Suppose he fled to those canyons? Lost himself in one of them until the chase was over? Until they had given him up for dead? Or would they ever give up?
Not Zamatev, not Alekhin.
They would come for him there or anywhere; somehow they would find him.
He knew in his heart they would find him one day, and then it would be just them. They would have to face him somewhere out there in the wilderness, man to man.
He was dreaming. They had armies. They did not depend just upon themselves. They could cover miles with their choppers, studying each mile, looking for tracks. Sooner or later they would catch him in the open. They would hunt him down like a dog.
So far he had survived, at first because they did not believe he could and because he was one man alone in all the vastness that was Siberia.
Now he must make a choice. To go ahead was to go into a trap. By this time they had a general idea of where he was and what he intended, so he must confuse them, do something to throw them off the trail.
The canyons might be it, for they were west as well as north. It would be a change of direction.
Or Magadan…
Magadan, a town on the sea, and not too far away. He shook his head. That would be foolish. He would be exposed there. That is, he would know none of the small things residents know, the simple things of everyday living. He would make mistakes and reveal himself.
To even approach Magadan would put him in more populated areas where he must pass in review before more people, and a people inclined to suspicion who knew he was around. Even with his new shirt and the suit he had folded away he would be in danger.
Crouched on a mountainside, his cheeks stiff with cold, he studied the ragged pines along the farther ridge, and the hollow valley that lay between. Death was there and all about him, death from men, yes, and death from cold. If he slipped and broke a leg, he would freeze within minutes.
The icy cold was waiting for the slightest misstep to kill. They were seeking him out, trying to find him, and he must use the land, turn it against them.
He was in the land of the Tungus, the Reindeer People. Yet he had seen none of them as yet. He could come upon them at any time.
He moved along under the pines, looking again across the valley toward the bleak ridges, the massed battalions of the other pines where darkness and shelter might wait or enemies to kill or maim him. Snow crunched under his moccasins, and he came out from under the pines and went down the hill into the icy chill of the hollow. A cold wind stirred, and he felt its added chill.
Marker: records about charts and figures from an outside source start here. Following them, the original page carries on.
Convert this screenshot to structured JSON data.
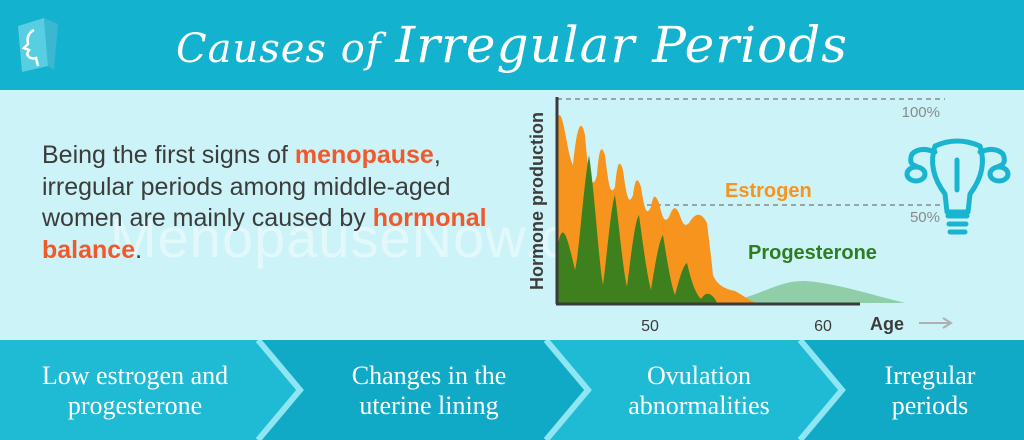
{
  "header": {
    "title_part1": "Causes",
    "title_part2": " of ",
    "title_part3": "Irregular Periods",
    "bg_color": "#13b3cf"
  },
  "description": {
    "text1": "Being the first signs of ",
    "highlight1": "menopause",
    "text2": ", irregular periods among middle-aged women are mainly caused by ",
    "highlight2": "hormonal balance",
    "text3": "."
  },
  "watermark": "MenopauseNow.com",
  "logo_icon": "face-profile-logo-icon",
  "uterus_icon": "uterus-icon",
  "chart_data": {
    "type": "area",
    "ylabel": "Hormone production",
    "xlabel": "Age",
    "x_ticks": [
      "50",
      "60"
    ],
    "reference_lines": [
      "100%",
      "50%"
    ],
    "series": [
      {
        "name": "Estrogen",
        "color": "#f7941d"
      },
      {
        "name": "Progesterone",
        "color": "#2e7d1e"
      }
    ]
  },
  "steps": [
    {
      "line1": "Low estrogen and",
      "line2": "progesterone"
    },
    {
      "line1": "Changes in the",
      "line2": "uterine lining"
    },
    {
      "line1": "Ovulation",
      "line2": "abnormalities"
    },
    {
      "line1": "Irregular",
      "line2": "periods"
    }
  ],
  "colors": {
    "accent": "#f1592a",
    "background": "#ccf3f8",
    "estrogen": "#f7941d",
    "progesterone": "#2e7d1e"
  }
}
Each step he chose with care, trusting to nothing. To his left, the end of the cuplike hollow rose up; to his right, it spilled out into another, longer valley. Nothing moved within his sight, and he walked across the hollow and started to climb the ridge and suddenly stopped, brought up short by a crevasse, a deep fracture of the rocky floor that dropped away into some unimaginable depth. A misstep here…
One long step would take a man across. There was crusted snow on the far side, crusted snow over rocks. He took the step and then turned around and, with his knife, loosened a rock or two under the snow crust. When he went on he had left a death trap for whoever followed his trail.
A tall man might try to step over, a shorter man might take a small leap. Well, they were hunting him; let them pay the cost.
Lean as a mountain wolf, his face haggard with cold and exhaustion, he climbed the icy slope to the lure of the sheltering pines. He hunted a place to shelter himself, and the sky overhead danced with the weird green and yellow of the northern lights. He crunched through the snow, eyes seeking a place, finding nothing. The trunks of the pines were black against the whiteness of the snow. Wind moaned through the trees, and they bent their tops before the wind. He crouched against the bole of a tree, searching the land before him. His eyes took in everything: the silent avenues among the pines, the blowdown resting, half fallen, suspended by only one slim branch. Soon it would fall and drop across the trail.